Dibawah asuhan keluarga yang terdidik dan terpandang, serta kondisi politis inilah Iibn Rusyd lahir dan berkembang menjadi dewasa. Ia mempelajari ilmu fikih dari ayahnya, sehingga dalam usianya yang masih muda Ibn Rusyd telah hafal kita al-muwaththa’ karangan Imam Malik. Disamping itu, ia belajar ilmu kedokteran kepada Abu Ja’far Harun dan Abu Marwan ibn Jarbun al-Balansi, sedangkan logika, filsafat dan teologi ia peroleh imu ibn Thufail. Ia juga mempelajari sastra Arab, matematika, fisika dan astronomi. Ia dipandang sebagai filsuf yang menonjol pada periode perkembangan filsafat islam mencapai puncaknya (700-1200M). Keunggulan terletak pada kekuatan dan ketajaman filsafatnya yang luas serta pengaruhnya yang besar fase-fase tertentu pemikiran Latin dari tahun 1200-1650 M.
Pada tahun 1153 Ibn Rusyd pindah ke Maroko, memenuhi permintaan Khalifah Abd al-Mu’min, khalifah pertama dari Dinasti Muwahhidin, khalifah ini banyak membangun sekolah dan lembaga ilmu pengetahuan, ia meminta Ibn Rusyd untuk membantunya mengelola lembaga-lembaga tersebut.
Pada tahun 1169 risalah tentang pokok tentang medis, al-risalah, telah diselesaikannya, dan pada tahun yang sama pula, ia diperkenalkan oleh Ibn Thufail kepada Khalifah Abu Ya’qub. Hasil dari pertemuan ini Ibn Rusyd diangkat sebagai qhadi di Saville. Ia memanfaatkan kesempatan tersebut dengan sebaik-baiknya. Diriwayatkan bahwa Ibn Rusyd hanya dua malam melewatkan begitu saja tanpa membaca dan menulis, yaitu malam meninggal ayahnya dan malam perkawinannya. Berbeda dengan Ibn Sina, Ibn Rusyd tidak gemar menghadiri tempat-tempat hiburan dan menyaksikan tari-tarian, sehingga ia lebih disegani dan dihormati. Semenjak itu pula, ia mulai menafsirkan karya-karya Aristoteles atas permintaan khalifah tersebut. Keberhasilan menafsirkan karya-karya Aristoles ini menjadikan ia terkena dengan gelar “komentator Aristoteles”.

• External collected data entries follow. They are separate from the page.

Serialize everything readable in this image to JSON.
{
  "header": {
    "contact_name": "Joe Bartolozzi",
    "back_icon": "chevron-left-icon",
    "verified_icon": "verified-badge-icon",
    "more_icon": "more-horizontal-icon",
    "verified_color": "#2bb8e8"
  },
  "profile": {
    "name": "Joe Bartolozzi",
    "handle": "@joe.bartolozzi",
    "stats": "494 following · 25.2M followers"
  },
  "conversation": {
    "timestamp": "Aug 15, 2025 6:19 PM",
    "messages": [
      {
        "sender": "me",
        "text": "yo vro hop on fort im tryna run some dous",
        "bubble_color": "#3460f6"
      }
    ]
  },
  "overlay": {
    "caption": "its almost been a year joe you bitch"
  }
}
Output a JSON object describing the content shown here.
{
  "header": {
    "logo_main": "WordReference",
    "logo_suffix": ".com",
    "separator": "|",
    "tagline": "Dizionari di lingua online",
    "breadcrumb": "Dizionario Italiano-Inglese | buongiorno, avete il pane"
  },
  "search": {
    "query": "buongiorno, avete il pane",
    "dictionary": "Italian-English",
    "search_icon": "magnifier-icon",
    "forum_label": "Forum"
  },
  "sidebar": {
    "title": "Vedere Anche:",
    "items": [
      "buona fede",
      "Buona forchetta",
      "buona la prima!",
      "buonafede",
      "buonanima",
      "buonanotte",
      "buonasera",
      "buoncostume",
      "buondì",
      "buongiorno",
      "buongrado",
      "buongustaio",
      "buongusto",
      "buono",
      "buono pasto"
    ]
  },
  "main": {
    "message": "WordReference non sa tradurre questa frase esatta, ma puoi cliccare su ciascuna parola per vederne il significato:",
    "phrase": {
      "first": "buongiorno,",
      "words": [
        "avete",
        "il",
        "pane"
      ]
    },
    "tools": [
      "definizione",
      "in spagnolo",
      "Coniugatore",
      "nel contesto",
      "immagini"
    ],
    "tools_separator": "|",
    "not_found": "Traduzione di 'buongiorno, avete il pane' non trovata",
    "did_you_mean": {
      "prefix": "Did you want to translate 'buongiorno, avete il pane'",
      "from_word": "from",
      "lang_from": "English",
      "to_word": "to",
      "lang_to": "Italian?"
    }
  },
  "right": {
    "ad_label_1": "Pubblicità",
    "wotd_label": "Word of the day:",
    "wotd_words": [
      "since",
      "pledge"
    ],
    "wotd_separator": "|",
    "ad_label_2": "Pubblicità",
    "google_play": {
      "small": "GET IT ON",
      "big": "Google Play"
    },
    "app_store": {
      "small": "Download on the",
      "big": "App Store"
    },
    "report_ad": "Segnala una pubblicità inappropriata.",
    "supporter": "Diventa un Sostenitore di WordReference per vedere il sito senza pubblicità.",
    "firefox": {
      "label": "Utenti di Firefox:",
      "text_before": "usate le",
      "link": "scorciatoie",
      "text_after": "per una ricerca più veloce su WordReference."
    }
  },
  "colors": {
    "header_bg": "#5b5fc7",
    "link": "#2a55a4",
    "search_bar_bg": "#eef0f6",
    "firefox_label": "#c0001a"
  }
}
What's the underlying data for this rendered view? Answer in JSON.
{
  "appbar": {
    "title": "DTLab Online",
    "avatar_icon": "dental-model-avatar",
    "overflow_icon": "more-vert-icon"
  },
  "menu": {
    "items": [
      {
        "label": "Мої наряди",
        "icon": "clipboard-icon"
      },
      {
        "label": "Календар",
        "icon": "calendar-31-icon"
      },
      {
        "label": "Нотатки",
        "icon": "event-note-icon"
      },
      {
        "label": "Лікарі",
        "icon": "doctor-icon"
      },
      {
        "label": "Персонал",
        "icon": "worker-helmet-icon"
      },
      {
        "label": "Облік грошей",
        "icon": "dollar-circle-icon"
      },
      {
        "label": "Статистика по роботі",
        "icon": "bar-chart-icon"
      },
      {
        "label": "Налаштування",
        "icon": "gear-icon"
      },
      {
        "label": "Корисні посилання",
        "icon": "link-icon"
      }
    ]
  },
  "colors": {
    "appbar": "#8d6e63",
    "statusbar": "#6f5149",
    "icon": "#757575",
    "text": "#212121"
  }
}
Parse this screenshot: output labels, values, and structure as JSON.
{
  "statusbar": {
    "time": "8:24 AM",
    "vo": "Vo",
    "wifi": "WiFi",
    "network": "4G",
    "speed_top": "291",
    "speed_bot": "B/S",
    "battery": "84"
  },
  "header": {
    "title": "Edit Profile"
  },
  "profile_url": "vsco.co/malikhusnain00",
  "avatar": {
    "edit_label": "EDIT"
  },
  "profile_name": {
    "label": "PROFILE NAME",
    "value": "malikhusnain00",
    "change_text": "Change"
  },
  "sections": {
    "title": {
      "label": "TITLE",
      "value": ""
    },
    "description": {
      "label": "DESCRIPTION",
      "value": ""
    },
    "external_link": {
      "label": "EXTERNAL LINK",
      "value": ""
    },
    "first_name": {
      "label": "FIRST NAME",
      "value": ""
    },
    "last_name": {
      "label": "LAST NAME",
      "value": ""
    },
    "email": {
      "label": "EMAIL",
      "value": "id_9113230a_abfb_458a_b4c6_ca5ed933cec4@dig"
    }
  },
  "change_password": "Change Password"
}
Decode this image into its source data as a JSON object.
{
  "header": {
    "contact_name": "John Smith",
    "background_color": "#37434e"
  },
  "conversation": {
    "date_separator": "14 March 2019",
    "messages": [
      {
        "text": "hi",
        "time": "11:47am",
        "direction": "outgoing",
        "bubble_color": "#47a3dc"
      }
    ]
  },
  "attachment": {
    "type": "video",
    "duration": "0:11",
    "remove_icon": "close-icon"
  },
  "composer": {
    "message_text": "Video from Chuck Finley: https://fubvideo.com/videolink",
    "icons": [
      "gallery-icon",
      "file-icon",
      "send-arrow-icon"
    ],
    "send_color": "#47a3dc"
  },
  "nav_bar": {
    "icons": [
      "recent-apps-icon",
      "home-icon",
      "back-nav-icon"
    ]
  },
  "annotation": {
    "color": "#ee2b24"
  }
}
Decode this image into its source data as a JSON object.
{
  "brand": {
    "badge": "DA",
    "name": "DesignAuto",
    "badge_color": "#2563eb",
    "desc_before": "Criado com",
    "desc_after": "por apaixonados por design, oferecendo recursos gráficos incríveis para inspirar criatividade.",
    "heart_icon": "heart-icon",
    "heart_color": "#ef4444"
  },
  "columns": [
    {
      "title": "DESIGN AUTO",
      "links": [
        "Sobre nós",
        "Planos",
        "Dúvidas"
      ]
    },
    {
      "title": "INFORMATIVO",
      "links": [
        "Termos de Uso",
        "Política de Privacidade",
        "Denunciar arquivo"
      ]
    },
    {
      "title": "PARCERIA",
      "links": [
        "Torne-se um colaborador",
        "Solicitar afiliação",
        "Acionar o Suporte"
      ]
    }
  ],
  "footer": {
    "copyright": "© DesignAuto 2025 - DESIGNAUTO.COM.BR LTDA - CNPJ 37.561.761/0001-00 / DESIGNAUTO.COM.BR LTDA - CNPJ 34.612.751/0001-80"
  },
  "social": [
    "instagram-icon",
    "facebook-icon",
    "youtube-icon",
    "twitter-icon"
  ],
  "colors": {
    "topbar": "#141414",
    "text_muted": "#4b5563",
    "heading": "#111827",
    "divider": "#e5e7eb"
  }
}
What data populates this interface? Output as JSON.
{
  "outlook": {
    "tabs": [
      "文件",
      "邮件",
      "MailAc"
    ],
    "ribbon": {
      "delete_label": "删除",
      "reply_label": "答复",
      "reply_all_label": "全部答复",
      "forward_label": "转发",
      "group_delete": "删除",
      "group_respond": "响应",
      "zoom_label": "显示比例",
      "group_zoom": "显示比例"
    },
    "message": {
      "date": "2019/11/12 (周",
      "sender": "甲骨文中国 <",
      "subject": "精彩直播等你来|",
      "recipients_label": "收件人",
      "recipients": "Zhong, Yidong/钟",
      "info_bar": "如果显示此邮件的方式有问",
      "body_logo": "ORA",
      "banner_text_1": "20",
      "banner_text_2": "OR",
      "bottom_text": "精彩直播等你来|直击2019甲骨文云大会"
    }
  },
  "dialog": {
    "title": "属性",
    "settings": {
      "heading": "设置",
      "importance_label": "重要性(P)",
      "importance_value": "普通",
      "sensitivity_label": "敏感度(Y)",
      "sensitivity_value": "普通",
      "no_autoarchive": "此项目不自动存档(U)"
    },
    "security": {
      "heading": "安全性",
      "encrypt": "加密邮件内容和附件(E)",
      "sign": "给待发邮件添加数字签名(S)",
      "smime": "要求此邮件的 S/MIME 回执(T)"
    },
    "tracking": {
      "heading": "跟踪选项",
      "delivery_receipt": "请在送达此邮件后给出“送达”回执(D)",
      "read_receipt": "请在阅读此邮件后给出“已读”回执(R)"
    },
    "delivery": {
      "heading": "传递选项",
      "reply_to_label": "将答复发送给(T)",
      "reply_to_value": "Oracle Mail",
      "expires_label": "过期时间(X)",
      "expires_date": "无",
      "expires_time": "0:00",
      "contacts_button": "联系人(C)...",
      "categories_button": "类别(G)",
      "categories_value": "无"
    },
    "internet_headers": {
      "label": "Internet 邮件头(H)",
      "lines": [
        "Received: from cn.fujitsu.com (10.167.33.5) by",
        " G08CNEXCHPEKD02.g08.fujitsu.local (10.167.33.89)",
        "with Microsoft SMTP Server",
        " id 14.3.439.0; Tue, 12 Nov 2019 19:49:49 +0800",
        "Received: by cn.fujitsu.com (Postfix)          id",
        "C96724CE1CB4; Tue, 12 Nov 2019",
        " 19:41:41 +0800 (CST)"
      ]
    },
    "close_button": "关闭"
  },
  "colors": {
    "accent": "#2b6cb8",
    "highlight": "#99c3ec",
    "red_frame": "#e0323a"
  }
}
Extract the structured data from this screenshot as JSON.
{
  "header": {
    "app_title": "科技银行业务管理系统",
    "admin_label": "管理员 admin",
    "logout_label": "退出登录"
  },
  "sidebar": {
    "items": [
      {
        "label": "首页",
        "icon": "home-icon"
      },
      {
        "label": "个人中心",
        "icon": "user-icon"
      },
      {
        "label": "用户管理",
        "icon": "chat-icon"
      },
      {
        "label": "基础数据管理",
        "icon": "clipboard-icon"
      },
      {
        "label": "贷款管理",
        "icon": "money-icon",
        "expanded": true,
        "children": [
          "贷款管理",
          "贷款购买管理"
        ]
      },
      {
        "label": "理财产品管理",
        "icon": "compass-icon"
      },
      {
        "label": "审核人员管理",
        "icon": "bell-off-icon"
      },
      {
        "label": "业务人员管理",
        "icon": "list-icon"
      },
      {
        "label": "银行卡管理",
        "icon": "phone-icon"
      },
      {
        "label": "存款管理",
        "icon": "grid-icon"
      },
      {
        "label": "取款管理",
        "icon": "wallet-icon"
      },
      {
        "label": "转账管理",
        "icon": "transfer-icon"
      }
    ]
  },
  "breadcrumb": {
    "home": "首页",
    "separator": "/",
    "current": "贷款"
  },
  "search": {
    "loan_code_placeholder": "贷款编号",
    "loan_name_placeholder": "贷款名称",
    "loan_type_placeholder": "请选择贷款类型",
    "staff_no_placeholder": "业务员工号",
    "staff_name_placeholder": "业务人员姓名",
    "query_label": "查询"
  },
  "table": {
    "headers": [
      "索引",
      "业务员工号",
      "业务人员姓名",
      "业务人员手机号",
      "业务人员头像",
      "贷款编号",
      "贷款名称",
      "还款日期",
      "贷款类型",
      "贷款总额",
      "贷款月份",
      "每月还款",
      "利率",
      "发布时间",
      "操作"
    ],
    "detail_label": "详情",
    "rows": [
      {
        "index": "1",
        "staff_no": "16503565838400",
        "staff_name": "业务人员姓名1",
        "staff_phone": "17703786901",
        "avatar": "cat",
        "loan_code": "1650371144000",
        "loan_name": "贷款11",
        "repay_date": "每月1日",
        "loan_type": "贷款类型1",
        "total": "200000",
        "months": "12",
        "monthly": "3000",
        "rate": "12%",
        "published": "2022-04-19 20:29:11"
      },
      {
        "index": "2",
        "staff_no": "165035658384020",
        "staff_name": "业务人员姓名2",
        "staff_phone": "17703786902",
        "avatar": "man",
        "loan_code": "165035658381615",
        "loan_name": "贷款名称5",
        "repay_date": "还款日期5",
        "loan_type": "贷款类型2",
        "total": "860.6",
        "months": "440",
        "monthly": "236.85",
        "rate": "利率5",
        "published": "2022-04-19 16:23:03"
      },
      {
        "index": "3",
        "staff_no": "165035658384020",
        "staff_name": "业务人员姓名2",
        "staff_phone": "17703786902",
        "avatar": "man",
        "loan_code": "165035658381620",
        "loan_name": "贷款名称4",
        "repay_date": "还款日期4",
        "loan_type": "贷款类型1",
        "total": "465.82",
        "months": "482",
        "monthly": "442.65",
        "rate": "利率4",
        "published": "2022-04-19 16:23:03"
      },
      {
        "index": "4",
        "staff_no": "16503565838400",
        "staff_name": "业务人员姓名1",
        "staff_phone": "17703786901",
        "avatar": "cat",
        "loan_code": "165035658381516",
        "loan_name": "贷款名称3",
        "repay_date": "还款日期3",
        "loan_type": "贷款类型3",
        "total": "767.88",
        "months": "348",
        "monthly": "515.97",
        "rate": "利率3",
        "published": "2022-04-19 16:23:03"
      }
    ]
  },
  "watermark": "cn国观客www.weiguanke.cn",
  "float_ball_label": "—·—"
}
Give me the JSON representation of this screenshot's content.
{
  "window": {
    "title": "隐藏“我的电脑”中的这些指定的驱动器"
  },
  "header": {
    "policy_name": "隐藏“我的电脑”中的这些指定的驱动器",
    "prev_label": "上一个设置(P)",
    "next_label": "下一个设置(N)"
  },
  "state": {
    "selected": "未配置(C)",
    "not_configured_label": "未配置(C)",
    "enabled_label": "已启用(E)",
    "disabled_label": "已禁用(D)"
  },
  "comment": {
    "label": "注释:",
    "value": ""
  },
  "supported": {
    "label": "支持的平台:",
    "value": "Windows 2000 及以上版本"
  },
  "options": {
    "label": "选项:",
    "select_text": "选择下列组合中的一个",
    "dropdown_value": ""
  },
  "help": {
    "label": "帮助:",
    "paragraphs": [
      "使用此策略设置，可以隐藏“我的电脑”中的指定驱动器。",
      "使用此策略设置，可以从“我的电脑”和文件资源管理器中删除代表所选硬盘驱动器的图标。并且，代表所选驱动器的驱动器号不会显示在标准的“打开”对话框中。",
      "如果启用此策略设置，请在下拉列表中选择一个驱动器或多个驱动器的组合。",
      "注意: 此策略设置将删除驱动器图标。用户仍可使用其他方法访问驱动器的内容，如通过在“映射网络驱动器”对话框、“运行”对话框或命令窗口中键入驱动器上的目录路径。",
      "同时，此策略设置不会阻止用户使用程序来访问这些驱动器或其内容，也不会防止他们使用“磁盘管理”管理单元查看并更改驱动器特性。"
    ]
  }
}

Dua tahun setelah menjadi qhadi di Saville, ia kembali ke cordova menduduki jabatan hakim agung (qhadi al-qhudat). Selanjutnya pada tahun 1182 ia bertugas sebagai dokter khalifah di istana al-Muwahhidin, Maroko menggantikan Ibn Thufail.
Pada tahun 1195 keadaan berubah akibat pengaruh politik. Sultan Abu Yusuf memerlukan dukungan ulama dan fhuqaha untuk menghadapi peperangan melawan kaum Kristen. Kerena itu, Sultan menangkap dan mengasingkan Ibn Rusyd kesuatu tempat bersama Lucena (……….) yang terletak sekitar 50 km diarah Tenggara Cordova, guna mendapatkan simpati dan bantuan dari para ulama dan fhuqaha dalam peperangan tersebut. Pengasingan itu sendiri dilakukan berdasarkan tuduhan sebagian ulama dan fhuqaha bahwa Ibn Rusyd adalah seorang zindik dan kafir. Semua bukunya dibakar, terutama buku-buku filsafat, kecuali buku-buku kedokteran, astronomi, dan matematika.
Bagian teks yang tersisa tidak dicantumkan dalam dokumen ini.